Many experiments seek to improve continuous metrics, rather than the binary outcomes. Continuous metrics can take on a range of values. Examples include amount spent by customers, time spent on page, and days an app is used. Ecommerce sites often want to increase sales, and so they might experiment on product pages or checkout flows. Content sites may test layout, navigation, and head‐ lines to try to increase the number of stories read. A company running an app might run a remarketing campaign to remind users to come back to the app.

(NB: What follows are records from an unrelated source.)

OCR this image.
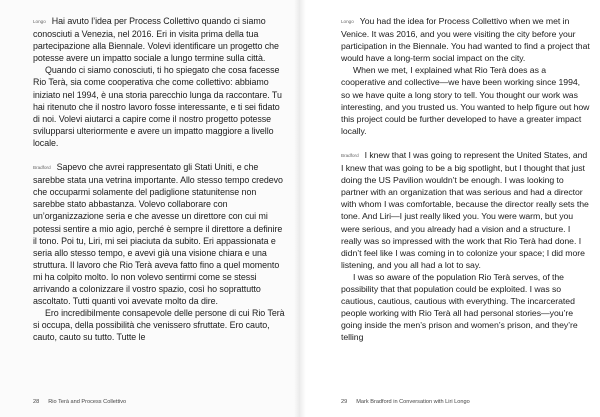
Longo Hai avuto l’idea per Process Collettivo quando ci siamo conosciuti a Venezia, nel 2016. Eri in visita prima della tua partecipazione alla Biennale. Volevi identificare un progetto che potesse avere un impatto sociale a lungo termine sulla città.

Quando ci siamo conosciuti, ti ho spiegato che cosa facesse Rio Terà, sia come cooperativa che come collettivo: abbiamo iniziato nel 1994, è una storia parecchio lunga da raccontare. Tu hai ritenuto che il nostro lavoro fosse interessante, e ti sei fidato di noi. Volevi aiutarci a capire come il nostro progetto potesse svilupparsi ulteriormente e avere un impatto maggiore a livello locale.

Bradford Sapevo che avrei rappresentato gli Stati Uniti, e che sarebbe stata una vetrina importante. Allo stesso tempo credevo che occuparmi solamente del padiglione statunitense non sarebbe stato abbastanza. Volevo collaborare con un’organizzazione seria e che avesse un direttore con cui mi potessi sentire a mio agio, perché è sempre il direttore a definire il tono. Poi tu, Liri, mi sei piaciuta da subito. Eri appassionata e seria allo stesso tempo, e avevi già una visione chiara e una struttura. Il lavoro che Rio Terà aveva fatto fino a quel momento mi ha colpito molto. Io non volevo sentirmi come se stessi arrivando a colonizzare il vostro spazio, così ho soprattutto ascoltato. Tutti quanti voi avevate molto da dire.

Ero incredibilmente consapevole delle persone di cui Rio Terà si occupa, della possibilità che venissero sfruttate. Ero cauto, cauto, cauto su tutto. Tutte le

28 Rio Terà and Process Collettivo

Longo You had the idea for Process Collettivo when we met in Venice. It was 2016, and you were visiting the city before your participation in the Biennale. You had wanted to find a project that would have a long-term social impact on the city.

When we met, I explained what Rio Terà does as a cooperative and collective—we have been working since 1994, so we have quite a long story to tell. You thought our work was interesting, and you trusted us. You wanted to help figure out how this project could be further developed to have a greater impact locally.

Bradford I knew that I was going to represent the United States, and I knew that was going to be a big spotlight, but I thought that just doing the US Pavilion wouldn’t be enough. I was looking to partner with an organization that was serious and had a director with whom I was comfortable, because the director really sets the tone. And Liri—I just really liked you. You were warm, but you were serious, and you already had a vision and a structure. I really was so impressed with the work that Rio Terà had done. I didn’t feel like I was coming in to colonize your space; I did more listening, and you all had a lot to say.

I was so aware of the population Rio Terà serves, of the possibility that that population could be exploited. I was so cautious, cautious, cautious with everything. The incarcerated people working with Rio Terà all had personal stories—you’re going inside the men’s prison and women’s prison, and they’re telling

29 Mark Bradford in Conversation with Liri Longo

For these and other experiments with continuous success metrics, the goal is to figure out whether the average values in each variant differ from each other in a statistically significant way. The relevant statistical test is the **two-sample t-test**, which determines whether we can reject the null hypothesis that the averages are equal with a defined confidence interval, usually 95%. The statistical test has three inputs, all of which are straightforward to calculate with SQL: the mean, the standard deviation, and the count of observations.

---

We will consider whether that new flow increased user spending on in-game currency.

In [9]:
query_03 = """
        SELECT variant
            ,count(user_id) as total_cohorted
            ,avg(amount) as mean_amount
            ,stddev(amount) as stddev_amount
        FROM
        (
            SELECT a.variant
            ,a.user_id
            ,sum(coalesce(b.amount,0)) as amount
            FROM exp_assignment a
            LEFT JOIN game_purchases b on a.user_id = b.user_id
            WHERE a.exp_name = 'Onboarding'
            GROUP BY 1,2
        ) a
        GROUP BY 1
        """

select(query_03)

Unnamed: 0,variant,total_cohorted,mean_amount,stddev_amount
0,variant 1,50275,3.687589,19.220194
1,control,49897,3.781218,18.940378


https://www.evanmiller.org/ab-testing/t-test.html#!3.781/18.94/49897;3.688/19.22/50275@95

There is no significant difference between the control and variant groups at a 95% confidence interval. The “variant 1” group appears to have increased onboarding completion rates but not the amount spent.

---

Another question we might consider is whether variant 1 affected spending among those users who completed the onboarding. Those who don’t complete the onboarding never make it into the game and therefore don’t even have the opportunity to make a purchase.

In [10]:
query_04 = """
        SELECT variant
            ,count(user_id) as total_cohorted
            ,avg(amount) as mean_amount
            ,stddev(amount) as stddev_amount
        FROM
        (
            SELECT a.variant
            ,a.user_id
            ,sum(coalesce(b.amount,0)) as amount
            FROM exp_assignment a
            LEFT JOIN game_purchases b on a.user_id = b.user_id
            JOIN game_actions c on a.user_id = c.user_id
            and c.action = 'onboarding complete'
            WHERE a.exp_name = 'Onboarding'
            GROUP BY 1,2
        ) a
GROUP BY 1
        """

select(query_04)

Unnamed: 0,variant,total_cohorted,mean_amount,stddev_amount
0,variant 1,38280,4.843091,21.899284
1,control,36268,5.202146,22.048994


https://www.evanmiller.org/ab-testing/t-test.html#!5.202/22.049/36268;4.843/21.899/38280@95

The average for the control group is statistically significantly higher than that for variant 1 at a 95% confidence interval. This result may seem perplexing, but it illustrates why it is so important to agree on the success metric for an experiment up front. The experiment variant 1 had a positive effect on onboarding completion and so can be judged a success. It did not have an effect on the overall spending level. This could be due to a mix shift: the additional users who made it through onboarding in variant 1 were less likely to pay. If the underlying hypothesis was that increasing onboarding completion rates would increase revenue, then the experiment should not be judged a success, and the product managers should come up with some new ideas to test.